There are two types of syncing: syncing to Dropbox, and Lan sync.
For lan sync we could open Wireshark and take a peek, especiially since it supports the protocol by default, but there is a blog post that outlines how it works by Dropbox so its best to just read that.
Some key take aways:
- Dropbox splits files into 4MB blocks, addressed by the block’s hash.
- LAN Sync only syncs the file blocks. Metadata is fetched from Dropbox servers.
- Discovery uses UDP with port 17500. Blocks fetching uses HTTPS.
- Dropbox client runs an HTTP block server.

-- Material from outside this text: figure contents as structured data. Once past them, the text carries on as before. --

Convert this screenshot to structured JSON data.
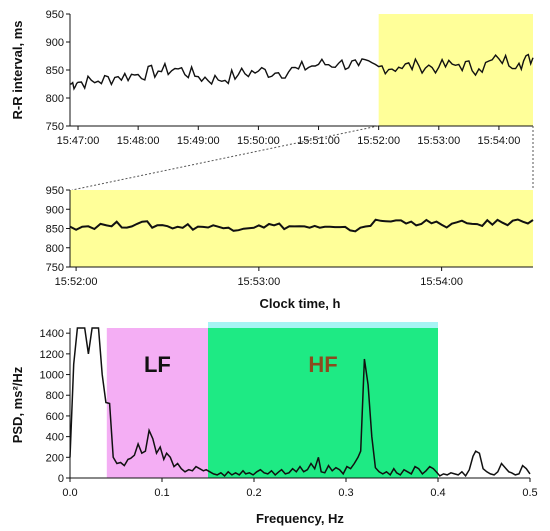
{
  "chart_data": [
    {
      "type": "line",
      "ylabel": "R-R interval, ms",
      "xlabel": "",
      "ylim": [
        750,
        950
      ],
      "yticks": [
        750,
        800,
        850,
        900,
        950
      ],
      "xticks": [
        "15:47:00",
        "15:48:00",
        "15:49:00",
        "15:50:00",
        "15:51:00",
        "15:52:00",
        "15:53:00",
        "15:54:00"
      ],
      "x_range": [
        "15:46:52",
        "15:54:34"
      ],
      "highlight": {
        "from": "15:52:00",
        "to": "15:54:34",
        "color": "#FFFF99"
      },
      "series": [
        {
          "x": [
            "15:46:52",
            "15:47:00",
            "15:47:20",
            "15:47:40",
            "15:48:00",
            "15:48:20",
            "15:48:40",
            "15:49:00",
            "15:49:20",
            "15:49:40",
            "15:50:00",
            "15:50:20",
            "15:50:40",
            "15:51:00",
            "15:51:20",
            "15:51:40",
            "15:52:00",
            "15:52:20",
            "15:52:40",
            "15:53:00",
            "15:53:20",
            "15:53:40",
            "15:54:00",
            "15:54:20",
            "15:54:34"
          ],
          "values": [
            825,
            828,
            830,
            838,
            842,
            848,
            852,
            838,
            832,
            842,
            848,
            845,
            852,
            860,
            862,
            858,
            856,
            855,
            858,
            855,
            860,
            852,
            870,
            862,
            872
          ]
        }
      ]
    },
    {
      "type": "line",
      "xlabel": "Clock time, h",
      "ylabel": "",
      "ylim": [
        750,
        950
      ],
      "yticks": [
        750,
        800,
        850,
        900,
        950
      ],
      "xticks": [
        "15:52:00",
        "15:53:00",
        "15:54:00"
      ],
      "x_range": [
        "15:51:58",
        "15:54:30"
      ],
      "highlight": {
        "from": "15:51:58",
        "to": "15:54:30",
        "color": "#FFFF99"
      },
      "series": [
        {
          "x": [
            "15:51:58",
            "15:52:10",
            "15:52:20",
            "15:52:30",
            "15:52:40",
            "15:52:50",
            "15:53:00",
            "15:53:10",
            "15:53:20",
            "15:53:30",
            "15:53:40",
            "15:53:50",
            "15:54:00",
            "15:54:10",
            "15:54:20",
            "15:54:30"
          ],
          "values": [
            855,
            858,
            862,
            856,
            855,
            852,
            858,
            856,
            852,
            845,
            870,
            868,
            860,
            862,
            865,
            872
          ]
        }
      ]
    },
    {
      "type": "line",
      "xlabel": "Frequency, Hz",
      "ylabel": "PSD, ms²/Hz",
      "ylim": [
        0,
        1450
      ],
      "xlim": [
        0.0,
        0.5
      ],
      "yticks": [
        0,
        200,
        400,
        600,
        800,
        1000,
        1200,
        1400
      ],
      "xticks": [
        0.0,
        0.1,
        0.2,
        0.3,
        0.4,
        0.5
      ],
      "bands": [
        {
          "label": "LF",
          "from": 0.04,
          "to": 0.15,
          "color": "#F4AEF4",
          "label_color": "#111111"
        },
        {
          "label": "HF",
          "from": 0.15,
          "to": 0.4,
          "color": "#1EEA84",
          "top_color": "#A6F4F4",
          "label_color": "#8B4A1E"
        }
      ],
      "series": [
        {
          "x": [
            0.0,
            0.004,
            0.008,
            0.012,
            0.016,
            0.02,
            0.024,
            0.028,
            0.031,
            0.035,
            0.039,
            0.043,
            0.047,
            0.051,
            0.055,
            0.059,
            0.063,
            0.066,
            0.07,
            0.074,
            0.078,
            0.082,
            0.086,
            0.09,
            0.094,
            0.098,
            0.102,
            0.105,
            0.109,
            0.113,
            0.117,
            0.121,
            0.125,
            0.129,
            0.133,
            0.137,
            0.141,
            0.145,
            0.148,
            0.152,
            0.156,
            0.16,
            0.164,
            0.168,
            0.172,
            0.176,
            0.18,
            0.184,
            0.188,
            0.191,
            0.195,
            0.199,
            0.203,
            0.207,
            0.211,
            0.215,
            0.219,
            0.223,
            0.227,
            0.23,
            0.234,
            0.238,
            0.242,
            0.246,
            0.25,
            0.254,
            0.258,
            0.262,
            0.266,
            0.27,
            0.273,
            0.277,
            0.281,
            0.285,
            0.289,
            0.293,
            0.297,
            0.301,
            0.305,
            0.309,
            0.313,
            0.316,
            0.32,
            0.324,
            0.328,
            0.332,
            0.336,
            0.34,
            0.344,
            0.348,
            0.352,
            0.355,
            0.359,
            0.363,
            0.367,
            0.371,
            0.375,
            0.379,
            0.383,
            0.387,
            0.391,
            0.395,
            0.398,
            0.402,
            0.406,
            0.41,
            0.414,
            0.418,
            0.422,
            0.426,
            0.43,
            0.434,
            0.438,
            0.441,
            0.445,
            0.449,
            0.453,
            0.457,
            0.461,
            0.465,
            0.469,
            0.473,
            0.477,
            0.48,
            0.484,
            0.488,
            0.492,
            0.496,
            0.5
          ],
          "values": [
            200,
            1100,
            1450,
            1450,
            1450,
            1200,
            1450,
            1450,
            1450,
            1000,
            730,
            720,
            200,
            140,
            150,
            120,
            180,
            190,
            220,
            330,
            240,
            260,
            460,
            380,
            240,
            300,
            180,
            240,
            200,
            110,
            140,
            90,
            60,
            80,
            70,
            110,
            90,
            70,
            80,
            60,
            40,
            30,
            50,
            20,
            60,
            30,
            50,
            30,
            70,
            40,
            50,
            30,
            60,
            80,
            50,
            40,
            70,
            30,
            60,
            80,
            40,
            50,
            90,
            60,
            110,
            60,
            80,
            140,
            90,
            200,
            60,
            50,
            120,
            70,
            100,
            80,
            40,
            110,
            90,
            140,
            200,
            260,
            1150,
            900,
            400,
            100,
            60,
            40,
            60,
            30,
            90,
            50,
            30,
            80,
            60,
            40,
            110,
            90,
            40,
            70,
            110,
            90,
            60,
            20,
            40,
            30,
            50,
            40,
            30,
            60,
            20,
            80,
            210,
            260,
            240,
            90,
            60,
            40,
            30,
            60,
            140,
            100,
            60,
            50,
            30,
            40,
            120,
            90,
            40
          ]
        }
      ]
    }
  ]
}
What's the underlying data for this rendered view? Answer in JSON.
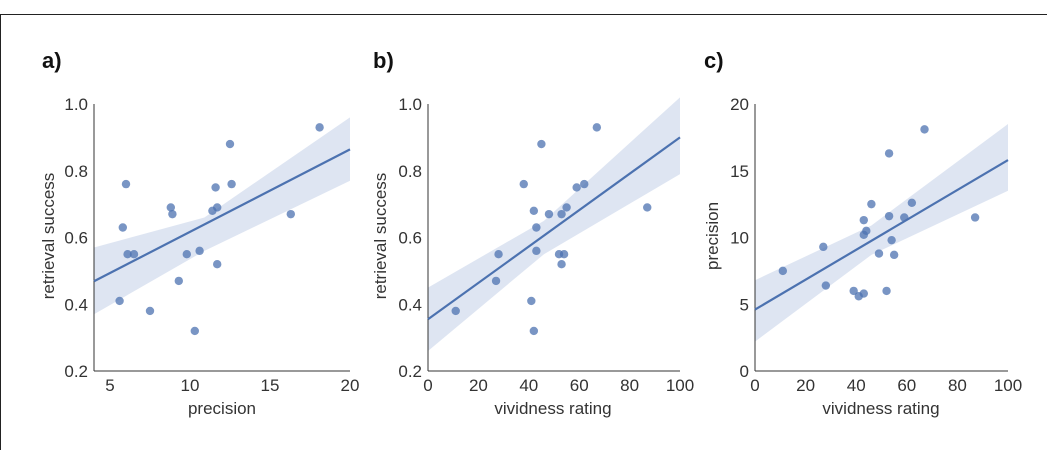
{
  "accent_color": "#4c72b0",
  "band_color": "#c8d3ea",
  "chart_data": [
    {
      "panel": "a)",
      "type": "scatter",
      "xlabel": "precision",
      "ylabel": "retrieval success",
      "xlim": [
        4,
        20
      ],
      "ylim": [
        0.2,
        1.0
      ],
      "xticks": [
        5,
        10,
        15,
        20
      ],
      "yticks": [
        0.2,
        0.4,
        0.6,
        0.8,
        1.0
      ],
      "xtick_labels": [
        "5",
        "10",
        "15",
        "20"
      ],
      "ytick_labels": [
        "0.2",
        "0.4",
        "0.6",
        "0.8",
        "1.0"
      ],
      "points": [
        [
          5.6,
          0.41
        ],
        [
          5.8,
          0.63
        ],
        [
          6.0,
          0.76
        ],
        [
          6.1,
          0.55
        ],
        [
          6.5,
          0.55
        ],
        [
          7.5,
          0.38
        ],
        [
          8.8,
          0.69
        ],
        [
          8.9,
          0.67
        ],
        [
          9.3,
          0.47
        ],
        [
          9.8,
          0.55
        ],
        [
          10.3,
          0.32
        ],
        [
          10.6,
          0.56
        ],
        [
          11.4,
          0.68
        ],
        [
          11.6,
          0.75
        ],
        [
          11.7,
          0.52
        ],
        [
          11.7,
          0.69
        ],
        [
          12.5,
          0.88
        ],
        [
          12.6,
          0.76
        ],
        [
          16.3,
          0.67
        ],
        [
          18.1,
          0.93
        ]
      ],
      "fit": {
        "intercept": 0.37,
        "slope": 0.0247
      },
      "ci": [
        {
          "x": 4,
          "lo": 0.37,
          "hi": 0.57
        },
        {
          "x": 10.9,
          "lo": 0.56,
          "hi": 0.66
        },
        {
          "x": 20,
          "lo": 0.77,
          "hi": 0.96
        }
      ]
    },
    {
      "panel": "b)",
      "type": "scatter",
      "xlabel": "vividness rating",
      "ylabel": "retrieval success",
      "xlim": [
        0,
        100
      ],
      "ylim": [
        0.2,
        1.0
      ],
      "xticks": [
        0,
        20,
        40,
        60,
        80,
        100
      ],
      "yticks": [
        0.2,
        0.4,
        0.6,
        0.8,
        1.0
      ],
      "xtick_labels": [
        "0",
        "20",
        "40",
        "60",
        "80",
        "100"
      ],
      "ytick_labels": [
        "0.2",
        "0.4",
        "0.6",
        "0.8",
        "1.0"
      ],
      "points": [
        [
          11,
          0.38
        ],
        [
          27,
          0.47
        ],
        [
          28,
          0.55
        ],
        [
          38,
          0.76
        ],
        [
          41,
          0.41
        ],
        [
          42,
          0.32
        ],
        [
          42,
          0.68
        ],
        [
          43,
          0.56
        ],
        [
          43,
          0.63
        ],
        [
          45,
          0.88
        ],
        [
          48,
          0.67
        ],
        [
          52,
          0.55
        ],
        [
          53,
          0.52
        ],
        [
          53,
          0.67
        ],
        [
          54,
          0.55
        ],
        [
          55,
          0.69
        ],
        [
          59,
          0.75
        ],
        [
          62,
          0.76
        ],
        [
          67,
          0.93
        ],
        [
          87,
          0.69
        ]
      ],
      "fit": {
        "intercept": 0.355,
        "slope": 0.00545
      },
      "ci": [
        {
          "x": 0,
          "lo": 0.26,
          "hi": 0.45
        },
        {
          "x": 46,
          "lo": 0.55,
          "hi": 0.65
        },
        {
          "x": 100,
          "lo": 0.79,
          "hi": 1.02
        }
      ]
    },
    {
      "panel": "c)",
      "type": "scatter",
      "xlabel": "vividness rating",
      "ylabel": "precision",
      "xlim": [
        0,
        100
      ],
      "ylim": [
        0,
        20
      ],
      "xticks": [
        0,
        20,
        40,
        60,
        80,
        100
      ],
      "yticks": [
        0,
        5,
        10,
        15,
        20
      ],
      "xtick_labels": [
        "0",
        "20",
        "40",
        "60",
        "80",
        "100"
      ],
      "ytick_labels": [
        "0",
        "5",
        "10",
        "15",
        "20"
      ],
      "points": [
        [
          11,
          7.5
        ],
        [
          27,
          9.3
        ],
        [
          28,
          6.4
        ],
        [
          39,
          6.0
        ],
        [
          41,
          5.6
        ],
        [
          43,
          5.8
        ],
        [
          43,
          10.2
        ],
        [
          43,
          11.3
        ],
        [
          44,
          10.5
        ],
        [
          46,
          12.5
        ],
        [
          49,
          8.8
        ],
        [
          52,
          6.0
        ],
        [
          53,
          11.6
        ],
        [
          53,
          16.3
        ],
        [
          54,
          9.8
        ],
        [
          55,
          8.7
        ],
        [
          59,
          11.5
        ],
        [
          62,
          12.6
        ],
        [
          67,
          18.1
        ],
        [
          87,
          11.5
        ]
      ],
      "fit": {
        "intercept": 4.6,
        "slope": 0.112
      },
      "ci": [
        {
          "x": 0,
          "lo": 2.2,
          "hi": 6.8
        },
        {
          "x": 46,
          "lo": 8.7,
          "hi": 10.9
        },
        {
          "x": 100,
          "lo": 13.5,
          "hi": 18.5
        }
      ]
    }
  ]
}
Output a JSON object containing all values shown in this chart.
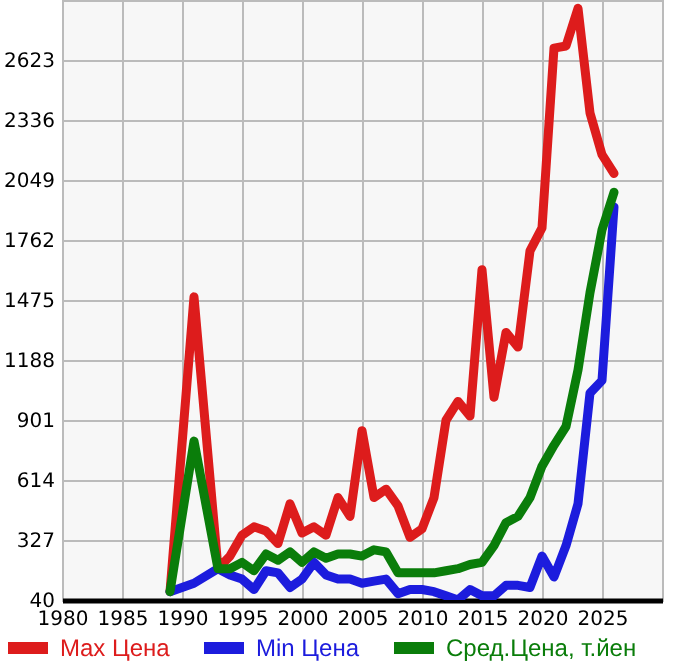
{
  "chart_data": {
    "type": "line",
    "x": [
      1989,
      1991,
      1993,
      1994,
      1995,
      1996,
      1997,
      1998,
      1999,
      2000,
      2001,
      2002,
      2003,
      2004,
      2005,
      2006,
      2007,
      2008,
      2009,
      2010,
      2011,
      2012,
      2013,
      2014,
      2015,
      2016,
      2017,
      2018,
      2019,
      2020,
      2021,
      2022,
      2023,
      2024,
      2025,
      2026
    ],
    "series": [
      {
        "name": "Max Цена",
        "color": "#dd1c1c",
        "values": [
          80,
          1490,
          190,
          250,
          350,
          390,
          370,
          310,
          500,
          360,
          390,
          350,
          530,
          440,
          850,
          530,
          570,
          490,
          340,
          380,
          530,
          900,
          990,
          920,
          1620,
          1010,
          1320,
          1250,
          1710,
          1820,
          2680,
          2690,
          2870,
          2370,
          2170,
          2080
        ]
      },
      {
        "name": "Min Цена",
        "color": "#1c1cdd",
        "values": [
          80,
          120,
          190,
          160,
          140,
          90,
          180,
          170,
          100,
          140,
          220,
          160,
          140,
          140,
          120,
          130,
          140,
          70,
          90,
          90,
          80,
          60,
          40,
          90,
          60,
          60,
          110,
          110,
          100,
          250,
          150,
          300,
          500,
          1030,
          1090,
          1920
        ]
      },
      {
        "name": "Сред.Цена, т.йен",
        "color": "#0a7d0a",
        "values": [
          80,
          800,
          190,
          190,
          220,
          180,
          260,
          230,
          270,
          220,
          270,
          240,
          260,
          260,
          250,
          280,
          270,
          170,
          170,
          170,
          170,
          180,
          190,
          210,
          220,
          300,
          410,
          440,
          530,
          680,
          780,
          870,
          1140,
          1510,
          1810,
          1990
        ]
      }
    ],
    "xlim": [
      1980,
      2030
    ],
    "xticks": [
      1980,
      1985,
      1990,
      1995,
      2000,
      2005,
      2010,
      2015,
      2020,
      2025
    ],
    "ylim": [
      40,
      2910
    ],
    "yticks": [
      40,
      327,
      614,
      901,
      1188,
      1475,
      1762,
      2049,
      2336,
      2623
    ],
    "grid": true,
    "legend": "bottom"
  }
}
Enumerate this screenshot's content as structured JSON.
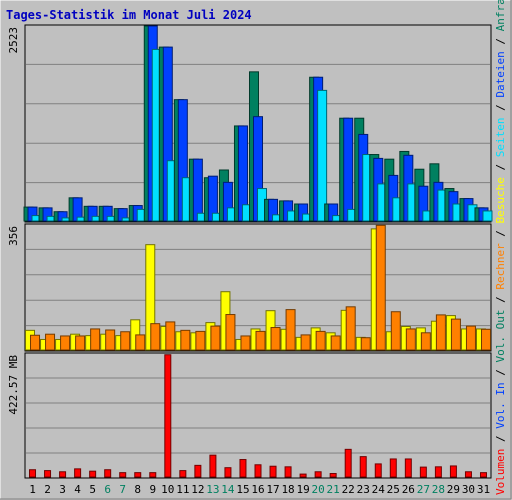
{
  "chart_data": [
    {
      "type": "bar",
      "title": "Tages-Statistik im Monat Juli 2024",
      "categories": [
        "1",
        "2",
        "3",
        "4",
        "5",
        "6",
        "7",
        "8",
        "9",
        "10",
        "11",
        "12",
        "13",
        "14",
        "15",
        "16",
        "17",
        "18",
        "19",
        "20",
        "21",
        "22",
        "23",
        "24",
        "25",
        "26",
        "27",
        "28",
        "29",
        "30",
        "31"
      ],
      "weekend_days": [
        "6",
        "7",
        "13",
        "14",
        "20",
        "21",
        "27",
        "28"
      ],
      "ylim": [
        0,
        2523
      ],
      "ymax_label": "2523",
      "grid": true,
      "series": [
        {
          "name": "Anfragen",
          "color": "#008060",
          "values": [
            180,
            170,
            120,
            300,
            190,
            190,
            160,
            200,
            2523,
            2250,
            1570,
            800,
            560,
            660,
            1230,
            1930,
            280,
            260,
            220,
            1860,
            220,
            1330,
            1330,
            860,
            800,
            900,
            670,
            740,
            420,
            290,
            170
          ]
        },
        {
          "name": "Dateien",
          "color": "#0040ff",
          "values": [
            180,
            170,
            120,
            300,
            190,
            190,
            160,
            200,
            2523,
            2250,
            1570,
            800,
            580,
            500,
            1230,
            1350,
            280,
            260,
            220,
            1860,
            220,
            1330,
            1120,
            810,
            590,
            850,
            450,
            500,
            380,
            290,
            170
          ]
        },
        {
          "name": "Seiten",
          "color": "#00e0ff",
          "values": [
            70,
            60,
            40,
            50,
            60,
            60,
            40,
            150,
            2220,
            780,
            560,
            100,
            100,
            170,
            210,
            420,
            80,
            130,
            90,
            1690,
            70,
            150,
            860,
            480,
            300,
            480,
            130,
            400,
            220,
            210,
            130
          ]
        }
      ]
    },
    {
      "type": "bar",
      "ylim": [
        0,
        356
      ],
      "ymax_label": "356",
      "grid": true,
      "series": [
        {
          "name": "Besuche",
          "color": "#ffff00",
          "values": [
            56,
            30,
            30,
            45,
            41,
            45,
            41,
            86,
            300,
            67,
            52,
            49,
            78,
            166,
            30,
            60,
            112,
            59,
            36,
            63,
            49,
            113,
            36,
            345,
            52,
            67,
            63,
            82,
            98,
            60,
            60
          ]
        },
        {
          "name": "Rechner",
          "color": "#ff8000",
          "values": [
            42,
            45,
            40,
            40,
            60,
            57,
            52,
            43,
            75,
            80,
            56,
            53,
            68,
            101,
            40,
            53,
            64,
            115,
            43,
            53,
            40,
            123,
            35,
            355,
            109,
            60,
            49,
            100,
            88,
            68,
            59
          ]
        }
      ]
    },
    {
      "type": "bar",
      "ylim": [
        0,
        422.57
      ],
      "ymax_label": "422.57 MB",
      "grid": true,
      "series": [
        {
          "name": "Volumen",
          "color": "#ff0000",
          "values": [
            25,
            22,
            18,
            28,
            20,
            25,
            15,
            15,
            15,
            420,
            22,
            40,
            75,
            32,
            60,
            42,
            37,
            35,
            10,
            18,
            12,
            95,
            70,
            45,
            62,
            62,
            34,
            35,
            38,
            18,
            15
          ]
        }
      ]
    }
  ],
  "legend_right_top": [
    {
      "text": "Anfragen",
      "color": "#008060"
    },
    {
      "text": " / ",
      "color": "#000000"
    },
    {
      "text": "Dateien",
      "color": "#0040ff"
    },
    {
      "text": " / ",
      "color": "#000000"
    },
    {
      "text": "Seiten",
      "color": "#00e0ff"
    },
    {
      "text": " / ",
      "color": "#000000"
    },
    {
      "text": "Besuche",
      "color": "#ffff00"
    },
    {
      "text": " / ",
      "color": "#000000"
    },
    {
      "text": "Rechner",
      "color": "#ff8000"
    },
    {
      "text": " / ",
      "color": "#000000"
    },
    {
      "text": "Vol. Out",
      "color": "#008060"
    },
    {
      "text": " / ",
      "color": "#000000"
    },
    {
      "text": "Vol. In",
      "color": "#0040ff"
    },
    {
      "text": " / ",
      "color": "#000000"
    },
    {
      "text": "Volumen",
      "color": "#ff0000"
    }
  ],
  "colors": {
    "background": "#c0c0c0",
    "panel_fill": "#c0c0c0",
    "grid": "#808080",
    "title": "#0000c0",
    "weekday_label": "#000000",
    "weekend_label": "#008060"
  }
}
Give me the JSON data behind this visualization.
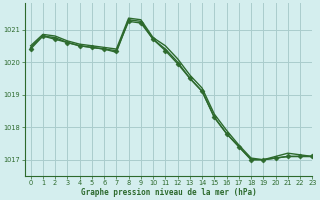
{
  "title": "Graphe pression niveau de la mer (hPa)",
  "bg_color": "#d4eeee",
  "grid_color": "#aacccc",
  "line_color": "#2d6a2d",
  "marker_color": "#2d6a2d",
  "xlim": [
    -0.5,
    23
  ],
  "ylim": [
    1016.5,
    1021.8
  ],
  "yticks": [
    1017,
    1018,
    1019,
    1020,
    1021
  ],
  "xticks": [
    0,
    1,
    2,
    3,
    4,
    5,
    6,
    7,
    8,
    9,
    10,
    11,
    12,
    13,
    14,
    15,
    16,
    17,
    18,
    19,
    20,
    21,
    22,
    23
  ],
  "series": [
    {
      "x": [
        0,
        1,
        2,
        3,
        4,
        5,
        6,
        7,
        8,
        9,
        10,
        11,
        12,
        13,
        14,
        15,
        16,
        17,
        18,
        19,
        20,
        21,
        22,
        23
      ],
      "y": [
        1020.4,
        1020.8,
        1020.7,
        1020.6,
        1020.5,
        1020.45,
        1020.4,
        1020.35,
        1021.25,
        1021.2,
        1020.7,
        1020.35,
        1019.95,
        1019.5,
        1019.1,
        1018.3,
        1017.8,
        1017.4,
        1017.0,
        1017.0,
        1017.05,
        1017.1,
        1017.1,
        1017.1
      ],
      "marker": "D",
      "markersize": 2.5,
      "lw": 1.0,
      "zorder": 4
    },
    {
      "x": [
        0,
        1,
        2,
        3,
        4,
        5,
        6,
        7,
        8,
        9,
        10,
        11,
        12,
        13,
        14,
        15,
        16,
        17,
        18,
        19,
        20,
        21,
        22,
        23
      ],
      "y": [
        1020.5,
        1020.85,
        1020.8,
        1020.65,
        1020.55,
        1020.5,
        1020.45,
        1020.4,
        1021.35,
        1021.3,
        1020.75,
        1020.5,
        1020.1,
        1019.6,
        1019.2,
        1018.4,
        1017.9,
        1017.45,
        1017.05,
        1017.0,
        1017.1,
        1017.2,
        1017.15,
        1017.1
      ],
      "marker": null,
      "markersize": 0,
      "lw": 1.0,
      "zorder": 3
    },
    {
      "x": [
        0,
        1,
        2,
        3,
        4,
        5,
        6,
        7,
        8,
        9,
        10,
        11,
        12,
        13,
        14,
        15,
        16,
        17,
        18,
        19,
        20,
        21,
        22,
        23
      ],
      "y": [
        1020.45,
        1020.8,
        1020.75,
        1020.6,
        1020.5,
        1020.45,
        1020.4,
        1020.3,
        1021.3,
        1021.25,
        1020.7,
        1020.4,
        1020.0,
        1019.5,
        1019.1,
        1018.3,
        1017.8,
        1017.4,
        1017.0,
        1017.0,
        1017.05,
        1017.1,
        1017.1,
        1017.1
      ],
      "marker": null,
      "markersize": 0,
      "lw": 1.0,
      "zorder": 2
    }
  ]
}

Now for traditional syncing with Dropbox.
First, we need to install mitmproxy.
Then we run mitmproxy and add the generated cert to keychain.
open ~/.mitmproxy/mitmproxy-ca-cert.pem
We also need to update the cert to Always Trust.
Then we head over to System Preferences and setup the SOCKS proxy.
now we just need to run mitmproxy and we should be good to go.
mitmproxy --showhost --mode socks5
But we aren’t getting the traffic, instead we get the following warning
warn: 127.0.0.1:50544: Client Handshake failed. The client may not trust the proxy's certificate for client-web.dropbox.com
Well, we tried, looks like Dropbox uses pinned certificates. Good on them.